I profitti da trading hanno riportato un saldo positivo di 53,6 milioni (+43,2% su base annua), beneficiando della parziale dismissione del portafoglio corporate bond in un momento di mercato favorevole. In diminuzione a 34,4 milioni (-6,3% rispetto al periodo di confronto) gli altri ricavi.
Il continuo controllo dei costi operativi ne ha determinato un calo a 593,6 milioni (-1,6% a/a). Le spese per il personale sono scese a 355 milioni (-2,6% su base annua) grazie alle uscite avvenute in base agli accordi sindacali firmati in periodi precedenti, mentre le altre spese amministrative, inclusive di contributi di sistema (circa 42 milioni), sono rimaste stabili a 238,6 milioni. Al netto degli oneri di sistema, risulterebbero in riduzione del 3,2 per cento.

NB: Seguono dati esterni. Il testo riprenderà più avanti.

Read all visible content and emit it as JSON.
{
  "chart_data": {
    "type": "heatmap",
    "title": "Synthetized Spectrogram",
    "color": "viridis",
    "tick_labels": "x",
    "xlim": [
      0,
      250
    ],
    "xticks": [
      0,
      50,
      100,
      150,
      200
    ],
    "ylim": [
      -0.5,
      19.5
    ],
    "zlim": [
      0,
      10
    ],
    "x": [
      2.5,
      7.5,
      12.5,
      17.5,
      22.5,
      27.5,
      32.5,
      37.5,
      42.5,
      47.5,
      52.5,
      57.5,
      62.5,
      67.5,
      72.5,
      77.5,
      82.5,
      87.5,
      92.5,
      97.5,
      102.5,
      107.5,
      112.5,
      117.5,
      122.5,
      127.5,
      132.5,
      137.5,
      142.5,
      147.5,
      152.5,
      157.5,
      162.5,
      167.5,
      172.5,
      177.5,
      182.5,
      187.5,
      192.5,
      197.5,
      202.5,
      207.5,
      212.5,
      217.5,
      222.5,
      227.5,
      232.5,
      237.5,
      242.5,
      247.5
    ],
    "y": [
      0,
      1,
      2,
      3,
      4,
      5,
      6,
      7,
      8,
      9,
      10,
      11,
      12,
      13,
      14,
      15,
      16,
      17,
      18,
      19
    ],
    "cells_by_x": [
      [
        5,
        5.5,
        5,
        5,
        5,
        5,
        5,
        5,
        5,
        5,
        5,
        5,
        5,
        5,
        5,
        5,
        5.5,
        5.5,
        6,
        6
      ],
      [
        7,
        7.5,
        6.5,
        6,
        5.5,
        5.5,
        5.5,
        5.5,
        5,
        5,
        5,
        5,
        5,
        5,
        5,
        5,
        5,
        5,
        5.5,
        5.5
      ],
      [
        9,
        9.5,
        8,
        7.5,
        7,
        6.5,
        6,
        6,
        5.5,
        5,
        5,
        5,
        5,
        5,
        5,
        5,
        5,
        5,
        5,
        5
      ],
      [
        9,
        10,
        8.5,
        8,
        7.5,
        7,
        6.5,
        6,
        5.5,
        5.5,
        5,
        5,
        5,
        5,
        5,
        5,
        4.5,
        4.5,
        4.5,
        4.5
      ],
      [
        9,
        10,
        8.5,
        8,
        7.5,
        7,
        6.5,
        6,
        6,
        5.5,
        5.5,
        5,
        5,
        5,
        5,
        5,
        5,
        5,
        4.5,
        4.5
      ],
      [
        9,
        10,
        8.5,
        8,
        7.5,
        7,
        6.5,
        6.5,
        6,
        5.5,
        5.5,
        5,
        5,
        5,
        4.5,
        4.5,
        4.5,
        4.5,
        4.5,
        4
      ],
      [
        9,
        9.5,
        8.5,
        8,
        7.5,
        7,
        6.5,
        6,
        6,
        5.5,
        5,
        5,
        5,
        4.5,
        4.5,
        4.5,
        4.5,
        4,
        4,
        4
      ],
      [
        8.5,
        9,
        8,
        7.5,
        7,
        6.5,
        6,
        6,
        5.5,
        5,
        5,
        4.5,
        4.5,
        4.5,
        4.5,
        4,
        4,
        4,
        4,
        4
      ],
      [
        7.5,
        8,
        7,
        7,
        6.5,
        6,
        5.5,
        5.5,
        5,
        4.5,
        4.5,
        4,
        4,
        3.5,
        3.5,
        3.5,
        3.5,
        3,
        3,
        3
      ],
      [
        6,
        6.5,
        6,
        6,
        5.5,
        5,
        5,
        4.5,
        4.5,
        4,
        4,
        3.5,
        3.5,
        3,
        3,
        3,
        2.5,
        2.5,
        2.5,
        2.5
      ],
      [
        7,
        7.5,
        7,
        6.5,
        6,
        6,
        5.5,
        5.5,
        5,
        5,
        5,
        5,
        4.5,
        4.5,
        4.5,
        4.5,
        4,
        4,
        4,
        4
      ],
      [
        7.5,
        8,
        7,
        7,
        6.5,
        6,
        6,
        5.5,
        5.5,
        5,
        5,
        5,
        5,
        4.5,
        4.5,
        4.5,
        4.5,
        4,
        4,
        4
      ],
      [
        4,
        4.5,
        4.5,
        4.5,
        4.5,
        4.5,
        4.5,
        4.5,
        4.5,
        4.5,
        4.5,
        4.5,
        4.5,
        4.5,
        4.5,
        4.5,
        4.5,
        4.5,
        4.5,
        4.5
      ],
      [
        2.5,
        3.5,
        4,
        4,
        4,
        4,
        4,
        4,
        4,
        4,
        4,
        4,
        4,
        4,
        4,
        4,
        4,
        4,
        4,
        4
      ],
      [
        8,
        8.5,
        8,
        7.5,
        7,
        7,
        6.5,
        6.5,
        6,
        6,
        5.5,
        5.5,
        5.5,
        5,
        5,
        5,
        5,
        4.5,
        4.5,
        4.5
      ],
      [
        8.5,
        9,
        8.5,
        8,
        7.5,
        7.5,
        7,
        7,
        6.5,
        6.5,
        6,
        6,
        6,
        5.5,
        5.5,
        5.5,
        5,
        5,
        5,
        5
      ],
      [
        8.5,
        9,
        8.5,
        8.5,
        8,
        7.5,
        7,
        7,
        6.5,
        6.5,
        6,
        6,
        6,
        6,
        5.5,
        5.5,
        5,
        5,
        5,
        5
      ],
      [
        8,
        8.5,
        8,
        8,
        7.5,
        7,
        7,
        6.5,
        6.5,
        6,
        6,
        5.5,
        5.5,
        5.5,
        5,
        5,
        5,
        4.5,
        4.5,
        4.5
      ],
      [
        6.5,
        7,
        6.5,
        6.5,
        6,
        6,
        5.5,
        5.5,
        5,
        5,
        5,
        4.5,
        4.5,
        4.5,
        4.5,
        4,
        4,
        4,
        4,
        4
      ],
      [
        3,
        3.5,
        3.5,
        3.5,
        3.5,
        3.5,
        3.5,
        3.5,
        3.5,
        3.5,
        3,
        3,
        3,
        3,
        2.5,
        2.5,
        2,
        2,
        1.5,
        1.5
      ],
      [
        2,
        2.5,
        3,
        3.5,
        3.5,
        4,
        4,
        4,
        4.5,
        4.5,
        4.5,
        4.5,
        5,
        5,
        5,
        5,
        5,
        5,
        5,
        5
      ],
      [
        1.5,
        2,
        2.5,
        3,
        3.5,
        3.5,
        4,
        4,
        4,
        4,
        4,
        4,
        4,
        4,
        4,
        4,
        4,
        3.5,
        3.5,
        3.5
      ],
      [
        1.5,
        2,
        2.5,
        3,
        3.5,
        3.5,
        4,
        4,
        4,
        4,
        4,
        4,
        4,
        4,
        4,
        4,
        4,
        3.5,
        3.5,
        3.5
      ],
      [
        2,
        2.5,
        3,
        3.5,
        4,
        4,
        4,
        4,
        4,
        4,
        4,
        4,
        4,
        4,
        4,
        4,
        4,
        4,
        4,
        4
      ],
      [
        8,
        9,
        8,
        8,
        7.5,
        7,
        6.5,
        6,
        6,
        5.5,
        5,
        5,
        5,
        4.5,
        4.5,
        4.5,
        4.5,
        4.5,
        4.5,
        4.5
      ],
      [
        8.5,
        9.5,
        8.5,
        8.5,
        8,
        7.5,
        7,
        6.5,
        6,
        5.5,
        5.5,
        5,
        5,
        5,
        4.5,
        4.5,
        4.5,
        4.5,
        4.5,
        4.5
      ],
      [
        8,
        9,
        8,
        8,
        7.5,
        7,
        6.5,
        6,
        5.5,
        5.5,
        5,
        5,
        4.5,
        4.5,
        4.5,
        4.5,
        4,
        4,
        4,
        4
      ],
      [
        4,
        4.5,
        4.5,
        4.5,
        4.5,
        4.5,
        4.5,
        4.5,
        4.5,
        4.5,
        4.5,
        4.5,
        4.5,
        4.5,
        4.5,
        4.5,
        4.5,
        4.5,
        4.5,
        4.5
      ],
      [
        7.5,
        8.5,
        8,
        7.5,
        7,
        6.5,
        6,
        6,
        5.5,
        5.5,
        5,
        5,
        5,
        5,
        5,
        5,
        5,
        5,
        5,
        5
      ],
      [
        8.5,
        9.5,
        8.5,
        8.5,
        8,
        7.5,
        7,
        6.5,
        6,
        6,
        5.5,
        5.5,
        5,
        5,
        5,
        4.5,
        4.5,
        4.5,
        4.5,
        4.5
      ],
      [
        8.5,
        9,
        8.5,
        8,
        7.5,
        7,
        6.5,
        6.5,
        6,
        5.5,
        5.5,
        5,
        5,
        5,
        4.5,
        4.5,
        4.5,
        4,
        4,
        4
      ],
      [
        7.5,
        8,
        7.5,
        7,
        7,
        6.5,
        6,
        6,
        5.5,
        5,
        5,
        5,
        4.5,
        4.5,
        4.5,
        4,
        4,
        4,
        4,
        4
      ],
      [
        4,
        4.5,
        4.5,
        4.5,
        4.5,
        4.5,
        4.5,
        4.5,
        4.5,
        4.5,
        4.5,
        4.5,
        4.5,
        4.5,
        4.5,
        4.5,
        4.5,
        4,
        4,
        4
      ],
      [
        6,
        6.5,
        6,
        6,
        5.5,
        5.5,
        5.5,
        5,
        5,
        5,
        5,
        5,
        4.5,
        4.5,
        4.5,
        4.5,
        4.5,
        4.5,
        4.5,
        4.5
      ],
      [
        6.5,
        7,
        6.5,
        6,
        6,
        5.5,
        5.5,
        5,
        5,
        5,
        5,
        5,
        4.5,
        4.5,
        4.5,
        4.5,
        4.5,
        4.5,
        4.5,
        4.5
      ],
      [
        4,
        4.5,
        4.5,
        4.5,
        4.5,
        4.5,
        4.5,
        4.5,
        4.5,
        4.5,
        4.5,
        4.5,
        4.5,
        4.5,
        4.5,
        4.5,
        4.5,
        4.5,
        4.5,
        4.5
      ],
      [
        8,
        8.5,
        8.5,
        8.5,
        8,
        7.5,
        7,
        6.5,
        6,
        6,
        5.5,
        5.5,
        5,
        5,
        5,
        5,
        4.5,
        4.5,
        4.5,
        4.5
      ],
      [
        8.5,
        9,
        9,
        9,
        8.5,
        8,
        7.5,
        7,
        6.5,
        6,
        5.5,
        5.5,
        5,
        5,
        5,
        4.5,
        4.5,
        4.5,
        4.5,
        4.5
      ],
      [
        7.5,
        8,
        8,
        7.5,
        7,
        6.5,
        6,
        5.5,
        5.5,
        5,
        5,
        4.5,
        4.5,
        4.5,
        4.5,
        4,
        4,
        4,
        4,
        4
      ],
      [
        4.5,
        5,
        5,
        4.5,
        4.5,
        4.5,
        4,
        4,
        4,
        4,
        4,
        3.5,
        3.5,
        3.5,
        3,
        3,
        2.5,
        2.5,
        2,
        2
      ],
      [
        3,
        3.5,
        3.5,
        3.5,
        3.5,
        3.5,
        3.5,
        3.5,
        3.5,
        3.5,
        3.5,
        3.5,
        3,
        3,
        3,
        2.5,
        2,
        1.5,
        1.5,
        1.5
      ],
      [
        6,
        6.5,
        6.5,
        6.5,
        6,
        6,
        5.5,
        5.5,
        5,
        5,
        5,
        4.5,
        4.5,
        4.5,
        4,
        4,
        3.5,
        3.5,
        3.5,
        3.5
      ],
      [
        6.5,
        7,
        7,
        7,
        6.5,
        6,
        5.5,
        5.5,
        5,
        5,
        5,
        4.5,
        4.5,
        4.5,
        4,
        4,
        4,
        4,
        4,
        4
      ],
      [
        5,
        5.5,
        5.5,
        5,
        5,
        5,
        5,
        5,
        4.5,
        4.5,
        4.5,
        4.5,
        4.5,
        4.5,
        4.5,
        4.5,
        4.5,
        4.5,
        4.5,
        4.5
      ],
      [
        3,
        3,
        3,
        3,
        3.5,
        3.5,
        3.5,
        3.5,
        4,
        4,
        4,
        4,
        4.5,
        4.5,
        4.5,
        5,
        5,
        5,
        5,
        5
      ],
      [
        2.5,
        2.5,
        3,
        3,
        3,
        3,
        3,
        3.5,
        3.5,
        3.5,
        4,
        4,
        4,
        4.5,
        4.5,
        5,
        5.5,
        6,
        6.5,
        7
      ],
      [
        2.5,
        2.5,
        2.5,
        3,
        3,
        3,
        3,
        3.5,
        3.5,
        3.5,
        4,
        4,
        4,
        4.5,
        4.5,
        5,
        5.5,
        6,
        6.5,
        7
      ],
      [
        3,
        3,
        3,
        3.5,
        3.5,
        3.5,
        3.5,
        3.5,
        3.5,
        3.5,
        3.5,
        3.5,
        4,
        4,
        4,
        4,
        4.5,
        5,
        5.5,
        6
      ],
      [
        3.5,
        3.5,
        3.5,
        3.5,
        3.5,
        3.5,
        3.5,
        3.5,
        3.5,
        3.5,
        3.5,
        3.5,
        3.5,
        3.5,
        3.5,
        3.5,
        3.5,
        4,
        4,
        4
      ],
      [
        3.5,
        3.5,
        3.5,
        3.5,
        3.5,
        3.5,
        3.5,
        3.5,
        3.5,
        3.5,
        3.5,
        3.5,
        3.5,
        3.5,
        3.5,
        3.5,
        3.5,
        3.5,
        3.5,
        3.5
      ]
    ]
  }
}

Le dinamiche sopra descritte hanno portato a un risultato lordo di gestione pari 320 milioni (+0,7% rispetto all’anno precedente).
Dopo rettifiche nette su crediti salite a 157,1 milioni (+20,9% a/a), impattate da extra accantonamenti per 50 milioni principalmente relativi a rettifiche analitiche appostate su inadempienze probabili nei settori maggiormente impattati dall’emergenza Covid-19, il risultato netto di gestione si è fissato a 525,3 milioni (+21,4% rispetto al 2018).
Il periodo si è chiuso con un utile netto di 93,6 milioni (+12,2% su base annua). L’utile al netto delle componenti non ricorrenti si è fissato a 99,3 milioni (126,1 nel primo trimestre 2019).
Sul fronte patrimoniale, a fine marzo gli impieghi restano invariati a 116,3 miliardi, al cui interno i crediti verso la clientela ammontano a 92,2 miliardi (+2,7% rispetto al 31 dicembre 2019).
Lo stock di crediti deteriorati lordi è pari a 6,7 miliardi (-2,4% rispetto a fine 2019), con un livello di copertura al 39,56 per cento. Le sofferenze lorde si fissano a 3,4 miliardi con un coverage ratio al 51,51%, mentre le inadempienze probabili si attestano a 3,2 miliardi con un grado di copertura al 27,65 per cento.
I crediti deteriorati netti ammontano a 4 miliardi (-3,3% rispetto al 31 dicembre 2019), di cui 1,7 miliardi di sofferenze e 2,3 miliardi di inadempienze probabili.
La raccolta totale si attesta a 110 miliardi (-1% rispetto a fine 2019), al cui interno 71,4 miliardi riferiti alla clientela (-1,6% rispetto al 31 dicembre 2019).
Sul fronte della solidità patrimoniale, al 31 dicembre 2019 il Cet1 fully loaded si attesta al 12,86% (12,29% a fine 2019).